She writes: "It would only
be giving good value for his money" (12 pounds, 10s.) "to his
churchwardens if Hall added (sic) a cloak, a pen, and manuscript."
He "could not help changing" the face, and so on.
Now it was physically impossible to ADD a cloak, a pen, and
manuscript to such a stone bust as Dugdale's man shows; to take away
the cushion pressed to the stomach, and to alter the head. Mr. Hall,
if he was to give us the present bust, had to make an entirely new
bust, and, to give us the present monument in place of that shown in
Dugdale's print, had to construct an entirely new monument. Now Hall
was a painter, not (like Giulio Romano) also an architect and
sculptor. Pour tout potage he had but 12 pounds, 10s.

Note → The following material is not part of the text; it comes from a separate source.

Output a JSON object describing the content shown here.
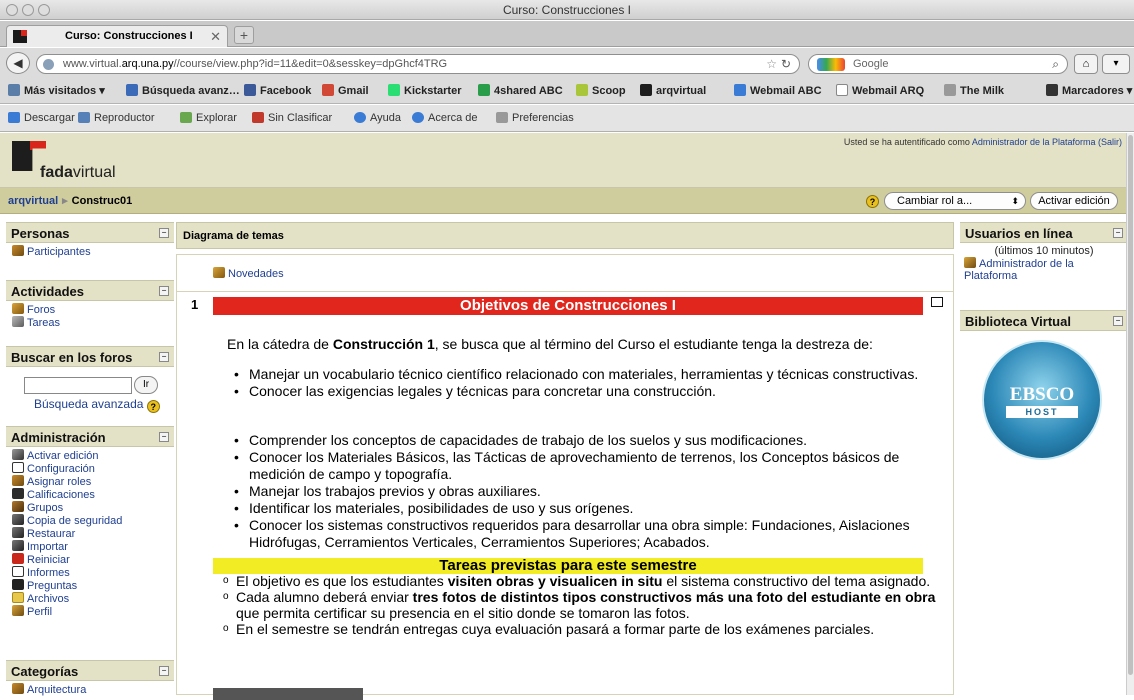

He could not
do, and he did not do these things! he did not destroy "the original
monument" and make a new monument in Jacobean style. He was straitly
ordered to "repair and beautify the original monument"; he did repair
it, and repainted the colours. That is all. I do not quote what
Halliwell-Phillipps tells us {183a} about the repairing of the
forefinger and thumb of the right hand, and the pen; work which, he
says, had to be renewed by William Roberts of Oxford in 1790. He
gives no authority, and Baconians may say that he was hoaxed, or
"lied with circumstance."
Mr. Greenwood {183b} quotes Halliwell-Phillipps's Works of
Shakespeare (1853), in which he says that the design in Dugdale's
book "is evidently too inaccurate to be of any authority; the
probability being that it was not taken from the monument itself.